Merchandising by audience
For some multichannel marketers, the target audience, rather than the marketing medium, determines the breadth of the merchandise offering. For instance, while Corporate Express features more of its SKUs online than in its print books, it doesn’t feature all of its more than 200,000 SKUs on any one site. Rather it has several market-specific Websites and customer Intranet sites with offerings that are edited for the customer segments or individual clients in question, Heller says. The number of SKUs offered range from as few as several hundred to several thousand — the latter being tailored to larger customer bases, such as office furniture buyers or facilities managers.
“In some cases, we limit the online offering for an account because the customer is trying to control office supplies expenses,” Heller says. A corporate client might specify 2,000 items that its employees can access through a custom Corporate Express Intranet site. In the case of writing instruments, “many individuals are fussy about which pens they write with,” Heller continues. “But large companies like to limit these costs, so they specify a dozen choices and remove all other options on the Intranet site.”
Heller says that custom-tailoring Intranet sites for customer companies is “very easy for us to do.” But in many cases, companies don’t control Intranet usage very tightly — the purchasing departments “feel like they have bigger fish to fry than policing pen selection,” he says. “So employees will buy their own preferred pens from local providers like contract stationers or retailers and expense them.”
Regardless of your market or approach, the most important thing across all channels is “maintaining a consistent brand image,” consultant Litle says. “If you’re known for gadgets, don’t throw in a pair of khakis or a canoe on your Website.”
Channel Crossings
Macy’s, which started as a department store in 1858, launched a print catalog in 1998 — at about the same time it made its two-year-old Website commerce-enabled.
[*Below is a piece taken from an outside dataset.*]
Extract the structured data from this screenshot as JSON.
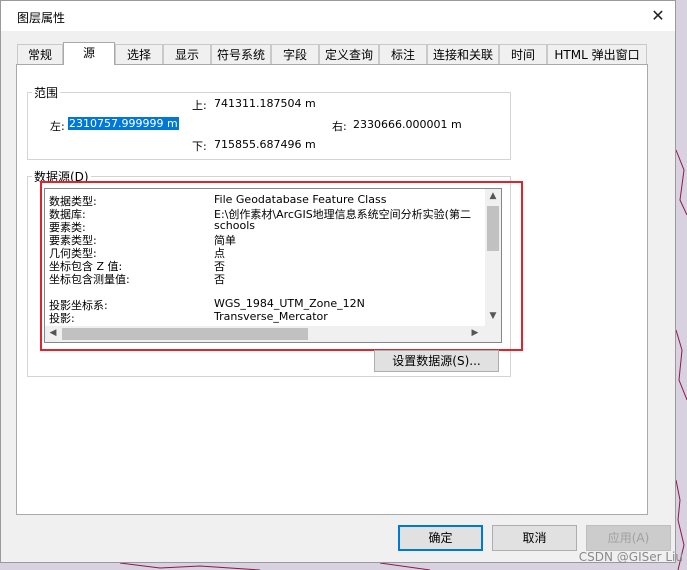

But less than four years later, in early 2002, Macy’s and its parent company, Cincinnati-based Federated Department Stores, eliminated the print book.
The Macy’s catalog emulated sister catalog Bloomingdale’s by Mail in selling mostly merchandise that wasn’t also sold in the stores, says Macy’s senior vice president/general merchandise manager Helaine Suval. But as sales from Macys.com took off, “we made the decision to align our online assortment more with the store assortment to be able to say to customers that they could buy either way,” she says.
As a result, the print catalog business weakened. “For us to have tried to completely change the catalog really meant we’d have had to start over again in terms of appealing to the right customer,” Suval says. “We chose to spend our resources on building the online business, which was our strength.”